Medical assistance dogs 'not only life-changing but life-saving' - BBC News

2022-10-10 00:43:34 By : Ms. Kyra Yu

A charity which provides medical assistance dogs says it is looking for more people to come forward who might need the "life-changing" animals or who could help train them when they are puppies. How do the dogs help those that need them, and what does it mean to take one on before it meets its new owner?

Claire Moon, from Arlesey, Bedfordshire, says her assistance dog, Magic, has saved her life on countless occasions.

She has type 1 diabetes, and has been teamed with the 10-year-old dog since the golden retriever-Labrador cross was just 18 months old.

Magic is able to use his sense of smell to detect chemical changes when Mrs Moon is about to have a diabetic "episode" which could lead to her having a seizure or falling unconscious.

The 49-year-old, who works as a nurse for a private ambulance company, said: "What it means is I don't have to worry if I go to sleep [thinking] 'am I going to wake up in the morning?'

"I don't need my mum or my husband to ring me up every day to check I'm still alive.

"I know he's always there and keeping an eye on me and letting me know what's happening."

She says Magic is "not only life-changing but life-saving".

"He really has saved my life not only once or twice, but hundreds of times," she adds.

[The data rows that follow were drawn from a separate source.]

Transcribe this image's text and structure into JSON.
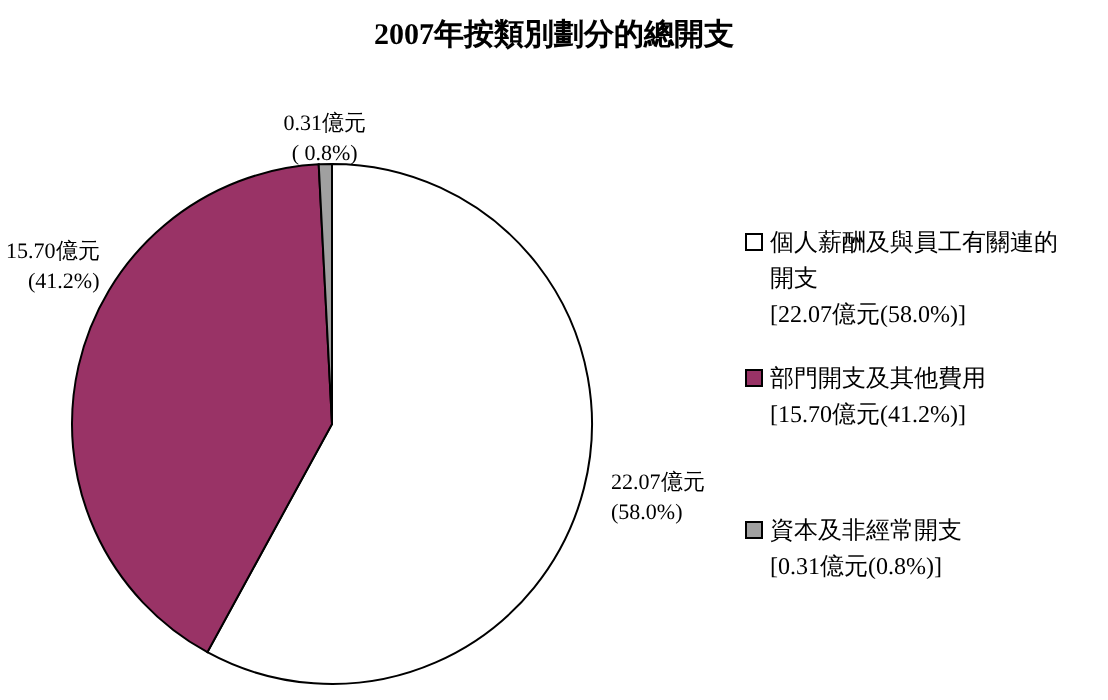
{
  "chart_data": {
    "type": "pie",
    "title": "2007年按類別劃分的總開支",
    "categories": [
      "個人薪酬及與員工有關連的開支\n[22.07億元(58.0%)]",
      "部門開支及其他費用\n[15.70億元(41.2%)]",
      "資本及非經常開支\n[0.31億元(0.8%)]"
    ],
    "values": [
      22.07,
      15.7,
      0.31
    ],
    "colors": [
      "#ffffff",
      "#993366",
      "#a0a0a0"
    ],
    "value_labels": [
      "22.07億元\n(58.0%)",
      "15.70億元\n(41.2%)",
      "0.31億元\n( 0.8%)"
    ],
    "legend": "right"
  }
}
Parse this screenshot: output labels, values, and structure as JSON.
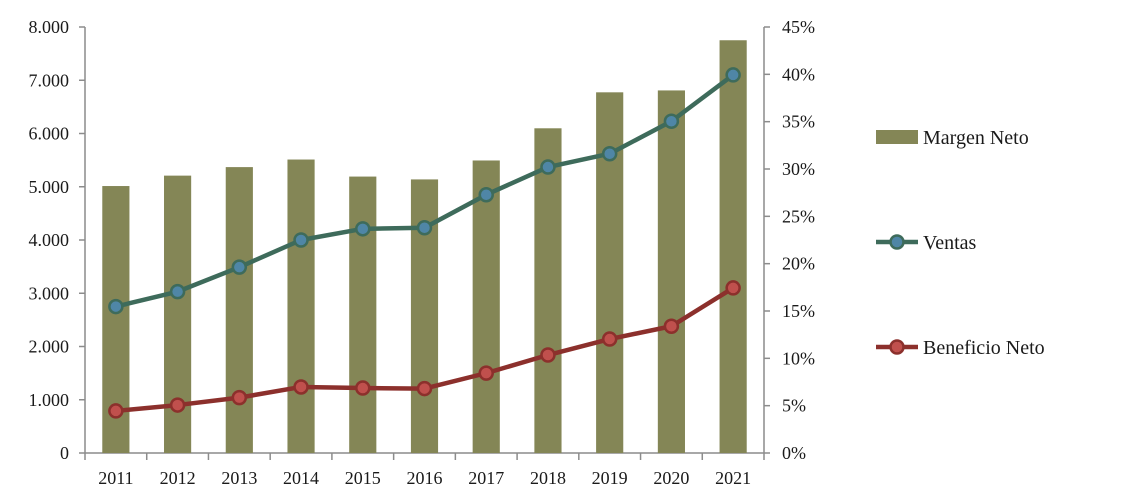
{
  "chart_data": {
    "type": "bar+line",
    "title": "",
    "categories": [
      "2011",
      "2012",
      "2013",
      "2014",
      "2015",
      "2016",
      "2017",
      "2018",
      "2019",
      "2020",
      "2021"
    ],
    "left_axis": {
      "ylim": [
        0,
        8000
      ],
      "ticks": [
        0,
        1000,
        2000,
        3000,
        4000,
        5000,
        6000,
        7000,
        8000
      ],
      "tick_labels": [
        "0",
        "1.000",
        "2.000",
        "3.000",
        "4.000",
        "5.000",
        "6.000",
        "7.000",
        "8.000"
      ]
    },
    "right_axis": {
      "ylim": [
        0,
        45
      ],
      "ticks": [
        0,
        5,
        10,
        15,
        20,
        25,
        30,
        35,
        40,
        45
      ],
      "tick_labels": [
        "0%",
        "5%",
        "10%",
        "15%",
        "20%",
        "25%",
        "30%",
        "35%",
        "40%",
        "45%"
      ]
    },
    "series": [
      {
        "name": "Margen Neto",
        "kind": "bar",
        "axis": "right",
        "color": "#848656",
        "values": [
          28.2,
          29.3,
          30.2,
          31.0,
          29.2,
          28.9,
          30.9,
          34.3,
          38.1,
          38.3,
          43.6
        ]
      },
      {
        "name": "Ventas",
        "kind": "line",
        "axis": "left",
        "color": "#3e6b5b",
        "marker_fill": "#4f86a6",
        "values": [
          2750,
          3030,
          3490,
          4000,
          4210,
          4230,
          4850,
          5370,
          5620,
          6230,
          7100
        ]
      },
      {
        "name": "Beneficio Neto",
        "kind": "line",
        "axis": "left",
        "color": "#8c302c",
        "marker_fill": "#c0504d",
        "values": [
          790,
          900,
          1040,
          1240,
          1220,
          1210,
          1500,
          1840,
          2140,
          2380,
          3100
        ]
      }
    ],
    "legend": {
      "placement": "right",
      "order": [
        "Margen Neto",
        "Ventas",
        "Beneficio Neto"
      ]
    },
    "grid": false
  }
}
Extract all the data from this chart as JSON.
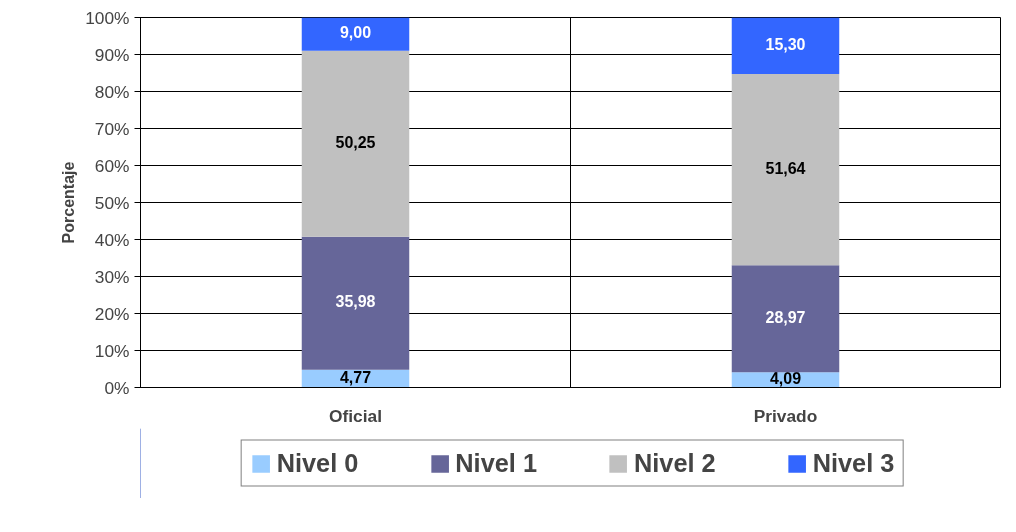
{
  "chart_data": {
    "type": "bar",
    "stacked": true,
    "ylabel": "Porcentaje",
    "categories": [
      "Oficial",
      "Privado"
    ],
    "series": [
      {
        "name": "Nivel 0",
        "color": "#99ccff",
        "values": [
          4.77,
          4.09
        ],
        "value_labels": [
          "4,77",
          "4,09"
        ]
      },
      {
        "name": "Nivel 1",
        "color": "#666699",
        "values": [
          35.98,
          28.97
        ],
        "value_labels": [
          "35,98",
          "28,97"
        ]
      },
      {
        "name": "Nivel 2",
        "color": "#c0c0c0",
        "values": [
          50.25,
          51.64
        ],
        "value_labels": [
          "50,25",
          "51,64"
        ]
      },
      {
        "name": "Nivel 3",
        "color": "#3366ff",
        "values": [
          9.0,
          15.3
        ],
        "value_labels": [
          "9,00",
          "15,30"
        ]
      }
    ],
    "ylim": [
      0,
      100
    ],
    "yticks": [
      {
        "value": 0,
        "label": "0%"
      },
      {
        "value": 10,
        "label": "10%"
      },
      {
        "value": 20,
        "label": "20%"
      },
      {
        "value": 30,
        "label": "30%"
      },
      {
        "value": 40,
        "label": "40%"
      },
      {
        "value": 50,
        "label": "50%"
      },
      {
        "value": 60,
        "label": "60%"
      },
      {
        "value": 70,
        "label": "70%"
      },
      {
        "value": 80,
        "label": "80%"
      },
      {
        "value": 90,
        "label": "90%"
      },
      {
        "value": 100,
        "label": "100%"
      }
    ],
    "grid": true,
    "legend": "bottom"
  }
}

Maddy Deason lives in Thorpe le Soken, Essex, and is a volunteer for the Milton Keynes-based charity Medical Detection Dogs.

For the last four years she has looked after dogs from about eight weeks old until they are trained and ready for the person who has a medical need.

She is currently with Kenny, her third dog, and says it is "incredibly rewarding".

"It's a bit of a double-edged sword because you have to give them back but I just counteract that with knowing he's going to somebody to give them the life most of us can have but unfortunately some people can't," she says.

Ms Deason says looking after a puppy is "pretty much ongoing all the time, we take them out and every day we're doing something whether it's training or coming to puppy school".

"It's just the joy of having a pup and it encourages you do things and socialise and meet other volunteers. It's not all work - a lot of it is fun," she adds.

Sarah Backhouse-Wood, volunteer and fundraising coordinator for the East of England at the charity Medical Detection Dogs, says the animals can "work in a number of roles".

"Assistance dogs work with people that have illnesses that need alerting to an impending emergency and can go and get medication depending on the illness.

"They use the scent and their incredible sense of smell to alert them to an emergency," she says.

Although the dogs are becoming "more common", she says, the charity wants to hear from people who might need a dog or can look after a puppy.

"We're finding it really tricky at the moment and we know that some people don't even know we exist in this part of the country," she says.

Ms Backhouse-Wood says volunteers taking on a puppy need to be "at home most of the day and have a lot of free time to cope with an energetic dog that needs a lot of exercise".

She says: "It can be hard work but the hard work you put in you get back very quickly from them.

"These dogs are life-changing, before [owners] had an assistance dog they couldn't leave the house without assistance."